Overall, the project focuses on the way social norms and our expectations for a space can influence our experience within it. However, due to recent events, the project became quite derailed. As the description states, the installation relies on interactions from passersby in public spaces and focuses on the naturally occurring atmosphere that manifests in normal conditions. This shifted the focus away from the installations themselves and towards finding similar projects that involved unique forms of atmosphere manipulation and audience participation to learn of new ways to implement this project in the future.
After doing some research, I found two audio installations that attempt to reach similar places emotionally, but through different means. Streetscape Symphony is a collaborative installation at the Garis & Hahn Gallery where participants can determine which sounds of New York City play based on their interactions, forming their experiences in the gallery around their connections to the other spaces [1]. This connection to sound is one of the driving forces in the project, especially when comparing the sounds of one location to anotherat the Symposium.

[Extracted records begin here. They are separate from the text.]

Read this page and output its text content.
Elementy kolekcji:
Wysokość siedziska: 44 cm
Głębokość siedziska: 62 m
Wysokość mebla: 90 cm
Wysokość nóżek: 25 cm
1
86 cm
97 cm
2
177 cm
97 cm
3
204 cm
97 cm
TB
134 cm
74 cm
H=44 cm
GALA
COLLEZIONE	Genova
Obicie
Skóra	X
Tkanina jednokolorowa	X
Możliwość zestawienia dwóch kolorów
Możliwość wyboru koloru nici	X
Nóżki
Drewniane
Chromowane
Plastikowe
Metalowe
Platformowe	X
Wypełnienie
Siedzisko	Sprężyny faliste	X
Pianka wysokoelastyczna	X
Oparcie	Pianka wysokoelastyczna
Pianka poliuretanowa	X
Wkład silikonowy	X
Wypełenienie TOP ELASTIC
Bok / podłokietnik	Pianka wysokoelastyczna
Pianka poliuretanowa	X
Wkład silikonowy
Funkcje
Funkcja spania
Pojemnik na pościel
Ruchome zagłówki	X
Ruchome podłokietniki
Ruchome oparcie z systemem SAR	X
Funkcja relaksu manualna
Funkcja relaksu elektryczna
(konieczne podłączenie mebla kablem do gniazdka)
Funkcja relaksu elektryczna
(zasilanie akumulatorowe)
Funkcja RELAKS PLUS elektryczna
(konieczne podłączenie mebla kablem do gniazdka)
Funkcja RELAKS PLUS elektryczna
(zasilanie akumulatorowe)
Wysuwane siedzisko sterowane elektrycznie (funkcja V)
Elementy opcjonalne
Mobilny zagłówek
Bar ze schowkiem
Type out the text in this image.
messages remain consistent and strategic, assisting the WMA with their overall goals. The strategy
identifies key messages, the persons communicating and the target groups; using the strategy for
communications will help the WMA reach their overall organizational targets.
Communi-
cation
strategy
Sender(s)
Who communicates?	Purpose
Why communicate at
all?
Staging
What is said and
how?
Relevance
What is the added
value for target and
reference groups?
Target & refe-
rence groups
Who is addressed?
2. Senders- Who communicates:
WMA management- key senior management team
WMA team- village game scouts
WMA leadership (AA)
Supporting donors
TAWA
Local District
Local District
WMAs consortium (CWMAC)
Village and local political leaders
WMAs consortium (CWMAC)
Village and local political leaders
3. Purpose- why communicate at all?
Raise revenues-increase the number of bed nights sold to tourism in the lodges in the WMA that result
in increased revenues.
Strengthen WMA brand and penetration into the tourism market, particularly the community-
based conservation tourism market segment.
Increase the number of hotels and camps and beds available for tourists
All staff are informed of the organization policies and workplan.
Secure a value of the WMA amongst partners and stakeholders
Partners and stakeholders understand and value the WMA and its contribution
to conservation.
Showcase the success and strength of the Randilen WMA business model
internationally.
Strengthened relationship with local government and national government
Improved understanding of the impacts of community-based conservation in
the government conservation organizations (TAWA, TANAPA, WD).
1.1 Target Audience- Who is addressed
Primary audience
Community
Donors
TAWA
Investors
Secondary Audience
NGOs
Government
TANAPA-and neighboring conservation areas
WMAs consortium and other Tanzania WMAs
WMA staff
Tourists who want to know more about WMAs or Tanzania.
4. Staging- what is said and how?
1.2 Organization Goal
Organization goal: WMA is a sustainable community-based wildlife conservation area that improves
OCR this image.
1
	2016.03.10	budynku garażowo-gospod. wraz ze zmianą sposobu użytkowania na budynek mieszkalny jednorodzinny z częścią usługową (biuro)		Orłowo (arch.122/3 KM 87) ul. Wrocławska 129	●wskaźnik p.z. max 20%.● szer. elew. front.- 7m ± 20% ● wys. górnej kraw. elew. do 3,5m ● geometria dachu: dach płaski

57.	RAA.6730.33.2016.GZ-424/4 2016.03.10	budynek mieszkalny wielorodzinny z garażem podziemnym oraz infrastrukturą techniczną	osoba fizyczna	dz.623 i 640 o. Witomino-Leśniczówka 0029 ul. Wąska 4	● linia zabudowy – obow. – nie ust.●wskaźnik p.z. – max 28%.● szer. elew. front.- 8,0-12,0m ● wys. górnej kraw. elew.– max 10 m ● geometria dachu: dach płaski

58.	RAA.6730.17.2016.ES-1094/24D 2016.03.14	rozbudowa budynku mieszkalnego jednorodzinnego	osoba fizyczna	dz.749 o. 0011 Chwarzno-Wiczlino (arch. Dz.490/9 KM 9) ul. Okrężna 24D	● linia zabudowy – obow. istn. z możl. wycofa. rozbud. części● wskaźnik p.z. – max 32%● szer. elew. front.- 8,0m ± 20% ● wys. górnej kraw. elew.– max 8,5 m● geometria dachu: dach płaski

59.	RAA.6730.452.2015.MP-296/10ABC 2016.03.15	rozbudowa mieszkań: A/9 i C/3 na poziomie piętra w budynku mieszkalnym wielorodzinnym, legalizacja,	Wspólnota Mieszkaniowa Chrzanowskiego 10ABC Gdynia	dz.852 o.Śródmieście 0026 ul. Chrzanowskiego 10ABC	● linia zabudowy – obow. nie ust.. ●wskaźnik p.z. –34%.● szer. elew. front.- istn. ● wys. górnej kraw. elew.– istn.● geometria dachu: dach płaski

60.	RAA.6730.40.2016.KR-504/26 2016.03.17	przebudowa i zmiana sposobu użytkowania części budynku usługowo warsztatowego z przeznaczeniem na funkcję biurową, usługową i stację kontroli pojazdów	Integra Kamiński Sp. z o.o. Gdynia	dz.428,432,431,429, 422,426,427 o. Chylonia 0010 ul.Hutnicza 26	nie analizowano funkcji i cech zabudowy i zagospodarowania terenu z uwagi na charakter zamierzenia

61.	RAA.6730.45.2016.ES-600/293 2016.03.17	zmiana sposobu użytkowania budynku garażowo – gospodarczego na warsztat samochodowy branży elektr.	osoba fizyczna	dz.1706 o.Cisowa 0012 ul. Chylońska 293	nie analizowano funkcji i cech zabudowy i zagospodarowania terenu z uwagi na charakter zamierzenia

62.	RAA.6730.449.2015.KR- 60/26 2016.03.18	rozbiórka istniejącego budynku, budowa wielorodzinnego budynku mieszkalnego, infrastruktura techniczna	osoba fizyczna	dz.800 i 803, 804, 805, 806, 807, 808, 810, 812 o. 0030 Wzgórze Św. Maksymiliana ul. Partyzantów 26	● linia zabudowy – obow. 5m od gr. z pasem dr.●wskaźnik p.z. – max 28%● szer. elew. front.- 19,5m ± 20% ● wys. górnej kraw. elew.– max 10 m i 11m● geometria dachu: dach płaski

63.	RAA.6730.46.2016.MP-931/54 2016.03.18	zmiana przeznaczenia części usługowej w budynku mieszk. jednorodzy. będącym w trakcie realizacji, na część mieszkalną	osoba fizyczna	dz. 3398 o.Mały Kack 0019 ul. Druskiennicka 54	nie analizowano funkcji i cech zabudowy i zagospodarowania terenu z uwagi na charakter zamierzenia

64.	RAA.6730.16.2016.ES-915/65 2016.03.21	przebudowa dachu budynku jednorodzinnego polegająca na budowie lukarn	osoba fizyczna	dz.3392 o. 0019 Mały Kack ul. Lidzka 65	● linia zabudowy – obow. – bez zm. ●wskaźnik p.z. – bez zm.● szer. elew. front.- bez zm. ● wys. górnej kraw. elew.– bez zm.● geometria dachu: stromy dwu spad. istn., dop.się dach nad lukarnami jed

Another important influence, one that inspired the original installation in the I Fell Gallery, is Terrain by Julianne Swartz, another project that studies atmosphere and audioscapes [2]. The participant enters the space and is surrounded by the gentle atmosphere produced by the piece, swaying our emotions about an otherwise blank room toward warmth and comfort. This idea of audio being able to shape the entire feeling of a space is a major part in analyzing and displaying the results. When showing the final product at the Symposium, the intention originally involved playing the audio out loud of another location, artificially altering the atmosphere surrounding the installation to reflect another location that this project took place in. By doing that, the intention would be to shift the willingness of a participant, giving the Symposium’s installation a final result that reflects different behaviors at different times, testing the importance of audio and an audioscapes influence on the listener. Without installing, though, it’s difficult to anticipate the results of the installation at the Symposium, but with future installations in this series, gathering data will further reflect the influence of audio in a public setting.
Work Cited:
[1] Zerza, Bettina, et al. “Streetscape Symphony.”Streetscape Symphony :: IDEAS CITY, www.newmuseum.org/ideascity/view/streetscape-symphony.
[2] Swartz, Julianne. “Terrain.”Indianapolis Museum of Art Online Collection, collection.imamuseum.org/artwork/37529/.